EX-5 2 exhibit5_1.htm EXHIBIT 5.1 SJQU -- San Joaquin Bancorp 2008 Stock Incentive Plan -- Exhibit 5.1

Exhibit 5.1

August 14, 2008

San Joaquin Bancorp
1000 Truxtun Avenue
Bakersfield, CA 93301

Ladies and Gentlemen:

     We have acted as your counsel in connection with the Registration Statement on Form S-8 (the “Registration Statement”) filed with the Securities and Exchange Commission under the Securities Act of 1933, as amended (the “1933 Act”), for the registration of 500,000 shares (the “Shares”) of Common Stock, no par value per share, of San Joaquin Bancorp, a California corporation (the “Company”), reserved for future issuance pursuant to the Company’s 2008 Stock Incentive Plan (the “Plan”) adopted by the Company’s Board of Directors on March 25, 2008 and approved by its shareholders on May 20, 2008.

     You have requested our opinion as to the matters set forth below in connection with the Registration Statement in accordance with the requirements of Item 601(b)(5) of Regulation S-K under the Securities Act. For purposes of rendering that opinion, we have examined the Plan document, the Registration Statement, the Company’s Articles of Incorporation, as amended, and Bylaws, and the corporate actions of the Company that provide for the adoption of the Plan and the reservation of the Shares for issuance by the Company thereunder and subsequent issuance in accordance with the Plan document, and we have made such other investigation as we have deemed appropriate. We have examined and relied on, as to certain facts that are material to our opinion, a certificate of an officer of the Company, a copy of which is attached hereto. In rendering our opinion, we have made the assumptions that are customary in opinion letters of this kind, including the assumptions of the genuineness of all signatures on original documents, the authenticity of all documents submitted to us as originals, the conformity to originals of all documents submitted to us as copies thereof, and the due execution and delivery of all documents where due execution and delivery are prerequisites to the effectiveness thereof. We have not verified any of those assumptions.

     Our opinion set forth below is limited to the law of the State of California. We are not opining on, and we assume no responsibility for, the applicability to or effect on any of the matters covered herein of any other laws, the laws of any other jurisdiction or the local laws of any jurisdiction. Further, the foregoing opinion does not, among other matters, address applicable California or other state securities or blue sky laws. The foregoing opinions are rendered as of the date of this letter. We assume no obligation to update or supplement any of such opinions to reflect any changes of law or fact that may occur.

     Based on the foregoing and in reliance thereon, and subject to the assumptions, qualifications, limitations and exceptions set forth herein, we are of the opinion that the Shares are duly authorized for issuance by the Company and, when issued and paid for in accordance with the terms of the awards duly granted under and governed by the Plan, will be validly issued, fully paid, and nonassessable.

     We hereby consent to the filing of this opinion as an exhibit to the Registration Statement.
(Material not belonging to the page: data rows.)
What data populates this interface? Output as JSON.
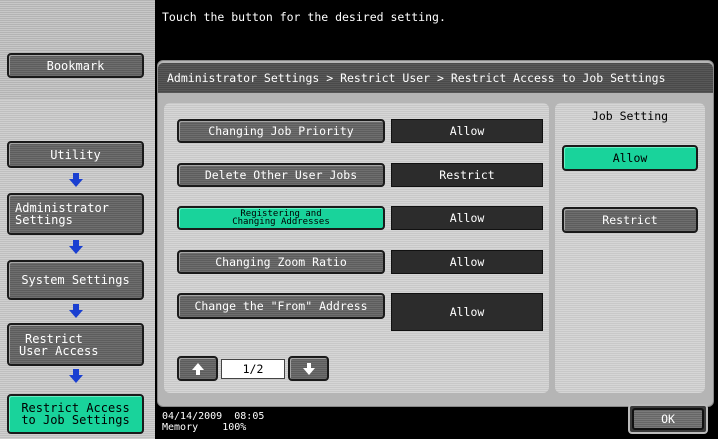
{
  "header": {
    "message": "Touch the button for the desired setting."
  },
  "sidebar": {
    "bookmark_label": "Bookmark",
    "items": [
      {
        "label": "Utility"
      },
      {
        "label_line1": "Administrator",
        "label_line2": "Settings"
      },
      {
        "label": "System Settings"
      },
      {
        "label_line1": "Restrict",
        "label_line2": "User Access"
      },
      {
        "label_line1": "Restrict Access",
        "label_line2": "to Job Settings"
      }
    ]
  },
  "breadcrumb": "Administrator Settings > Restrict User > Restrict Access to Job Settings",
  "settings": [
    {
      "label": "Changing Job Priority",
      "value": "Allow"
    },
    {
      "label": "Delete Other User Jobs",
      "value": "Restrict"
    },
    {
      "label_line1": "Registering and",
      "label_line2": "Changing Addresses",
      "value": "Allow"
    },
    {
      "label": "Changing Zoom Ratio",
      "value": "Allow"
    },
    {
      "label": "Change the \"From\" Address",
      "value": "Allow"
    }
  ],
  "pager": {
    "page": "1/2"
  },
  "job_setting": {
    "title": "Job Setting",
    "options": [
      "Allow",
      "Restrict"
    ],
    "selected": "Allow"
  },
  "footer": {
    "date": "04/14/2009",
    "time": "08:05",
    "memory_label": "Memory",
    "memory_value": "100%"
  },
  "ok_label": "OK",
  "colors": {
    "selected": "#19d39b",
    "panel": "#b5b5b5",
    "value_bg": "#2c2c2c"
  }
}
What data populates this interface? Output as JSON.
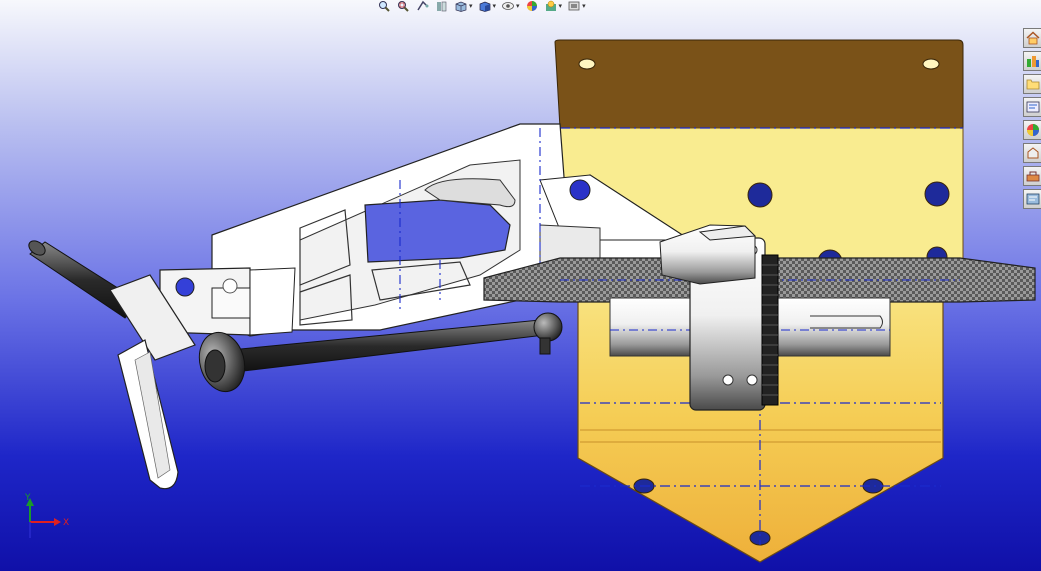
{
  "toolbar": {
    "items": [
      {
        "icon": "zoom-to-fit-icon",
        "dropdown": false
      },
      {
        "icon": "zoom-to-area-icon",
        "dropdown": false
      },
      {
        "icon": "previous-view-icon",
        "dropdown": false
      },
      {
        "icon": "section-view-icon",
        "dropdown": false
      },
      {
        "icon": "view-orientation-icon",
        "dropdown": true
      },
      {
        "icon": "display-style-icon",
        "dropdown": true
      },
      {
        "icon": "hide-show-items-icon",
        "dropdown": true
      },
      {
        "icon": "edit-appearance-icon",
        "dropdown": false
      },
      {
        "icon": "apply-scene-icon",
        "dropdown": true
      },
      {
        "icon": "view-settings-icon",
        "dropdown": true
      }
    ]
  },
  "taskpane": {
    "buttons": [
      {
        "icon": "home-icon"
      },
      {
        "icon": "design-library-icon"
      },
      {
        "icon": "file-explorer-icon"
      },
      {
        "icon": "view-palette-icon"
      },
      {
        "icon": "appearances-icon"
      },
      {
        "icon": "custom-properties-icon"
      },
      {
        "icon": "toolbox-icon"
      },
      {
        "icon": "forum-icon"
      }
    ]
  },
  "triad": {
    "x_label": "X",
    "y_label": "Y",
    "colors": {
      "x": "#e02020",
      "y": "#1a9a2a",
      "z": "#2a2acc"
    }
  },
  "colors": {
    "plate": "#f2c04a",
    "plate_dark": "#7a5218",
    "plate_light": "#f9e88a",
    "carbon": "#555555",
    "part_light": "#ffffff",
    "part_dark": "#3a3a3a",
    "centerline": "#1a2acc"
  }
}
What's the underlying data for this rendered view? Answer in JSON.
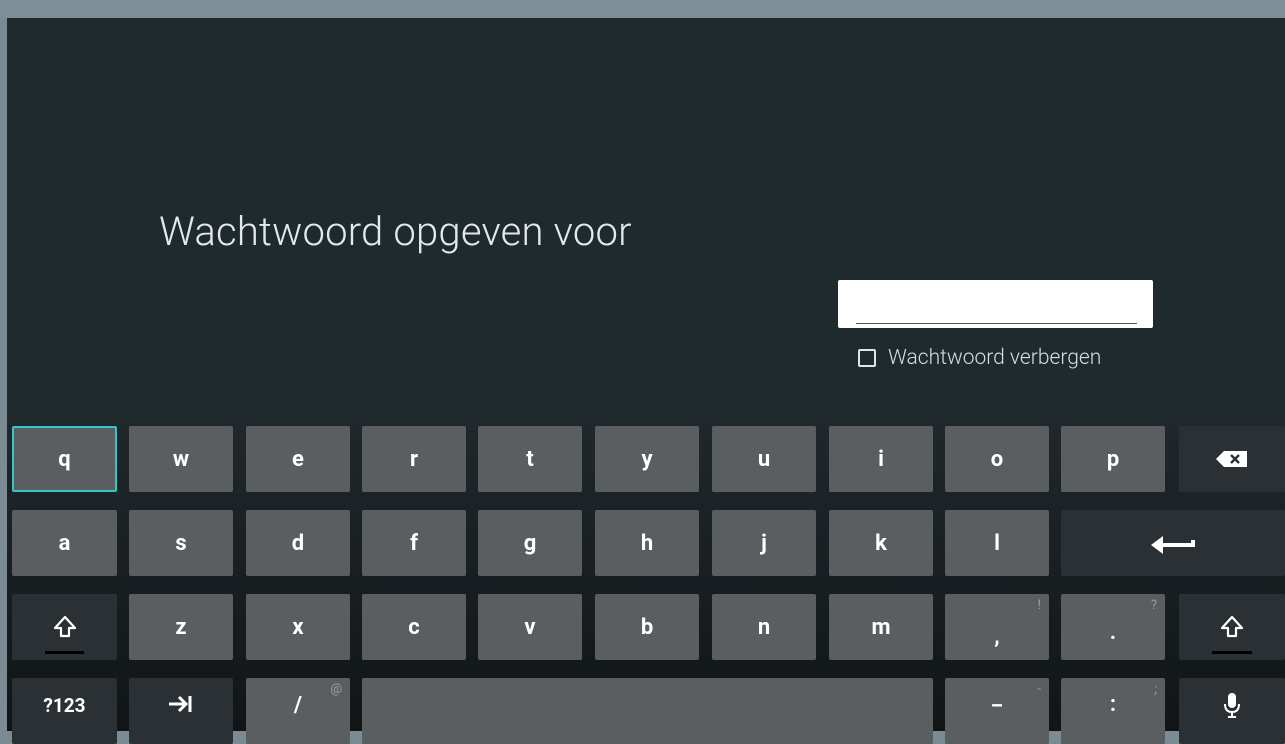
{
  "title": "Wachtwoord opgeven voor",
  "password_field": {
    "value": "",
    "placeholder": ""
  },
  "hide_password": {
    "label": "Wachtwoord verbergen",
    "checked": false
  },
  "keyboard": {
    "row1": [
      "q",
      "w",
      "e",
      "r",
      "t",
      "y",
      "u",
      "i",
      "o",
      "p"
    ],
    "row2": [
      "a",
      "s",
      "d",
      "f",
      "g",
      "h",
      "j",
      "k",
      "l"
    ],
    "row3": [
      "z",
      "x",
      "c",
      "v",
      "b",
      "n",
      "m"
    ],
    "comma": {
      "label": ",",
      "alt": "!"
    },
    "period": {
      "label": ".",
      "alt": "?"
    },
    "symbols_label": "?123",
    "slash": {
      "label": "/",
      "alt": "@"
    },
    "underscore": {
      "label": "_",
      "alt": "-"
    },
    "colon": {
      "label": ":",
      "alt": ";"
    },
    "icons": {
      "backspace": "backspace-icon",
      "enter": "enter-icon",
      "shift": "shift-icon",
      "tab": "tab-icon",
      "mic": "microphone-icon"
    }
  },
  "colors": {
    "focus_accent": "#35c6c8",
    "screen_bg": "#1f2a2e",
    "key_bg": "#5a5e60"
  }
}
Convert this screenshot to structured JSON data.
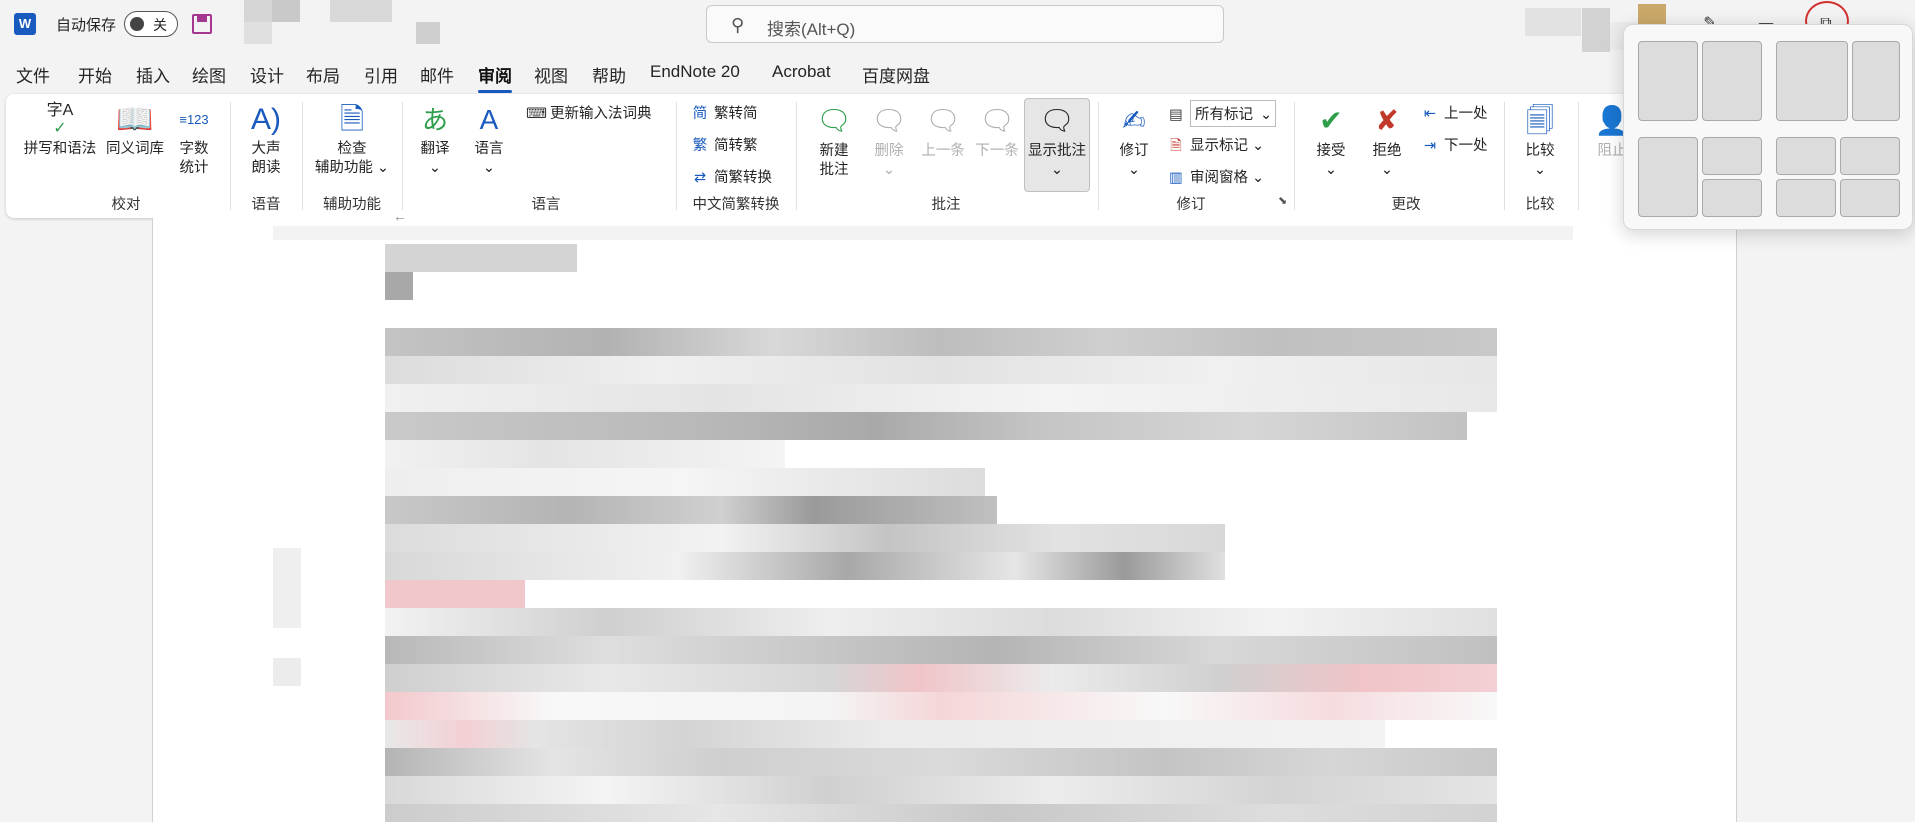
{
  "titlebar": {
    "app_icon": "W",
    "autosave_label": "自动保存",
    "autosave_state": "关",
    "search_placeholder": "搜索(Alt+Q)"
  },
  "tabs": [
    "文件",
    "开始",
    "插入",
    "绘图",
    "设计",
    "布局",
    "引用",
    "邮件",
    "审阅",
    "视图",
    "帮助",
    "EndNote 20",
    "Acrobat",
    "百度网盘"
  ],
  "active_tab": "审阅",
  "ribbon": {
    "proofing": {
      "spell_icon_text": "字A",
      "spell": "拼写和语法",
      "thesaurus": "同义词库",
      "wordcount_icon_text": "123",
      "wordcount_1": "字数",
      "wordcount_2": "统计",
      "group": "校对"
    },
    "speech": {
      "readaloud_1": "大声",
      "readaloud_2": "朗读",
      "group": "语音"
    },
    "accessibility": {
      "check_1": "检查",
      "check_2": "辅助功能",
      "group": "辅助功能"
    },
    "language": {
      "translate": "翻译",
      "language": "语言",
      "update_ime": "更新输入法词典",
      "group": "语言"
    },
    "chinese": {
      "to_trad_icon": "简",
      "to_simp_icon": "繁",
      "to_trad": "繁转简",
      "to_simp": "简转繁",
      "convert": "简繁转换",
      "group": "中文简繁转换"
    },
    "comments": {
      "new_1": "新建",
      "new_2": "批注",
      "delete": "删除",
      "prev": "上一条",
      "next": "下一条",
      "show": "显示批注",
      "group": "批注"
    },
    "tracking": {
      "track": "修订",
      "markup_dropdown": "所有标记",
      "show_markup": "显示标记",
      "review_pane": "审阅窗格",
      "group": "修订"
    },
    "changes": {
      "accept": "接受",
      "reject": "拒绝",
      "previous": "上一处",
      "next": "下一处",
      "group": "更改"
    },
    "compare": {
      "compare": "比较",
      "group": "比较"
    },
    "protect": {
      "block": "阻止"
    }
  }
}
In giving our consent we do not thereby admit that we are experts with respect to any part of the Registration Statement, the prospectus or any prospectus supplement within the meaning of the term “expert”, as used in Section 11 of the Securities Act or the rules and regulations promulgated thereunder by the Commission, nor do we admit that we are in the category of persons whose consent is required under Section 7 of the Securities Act or the rules and regulations thereunder.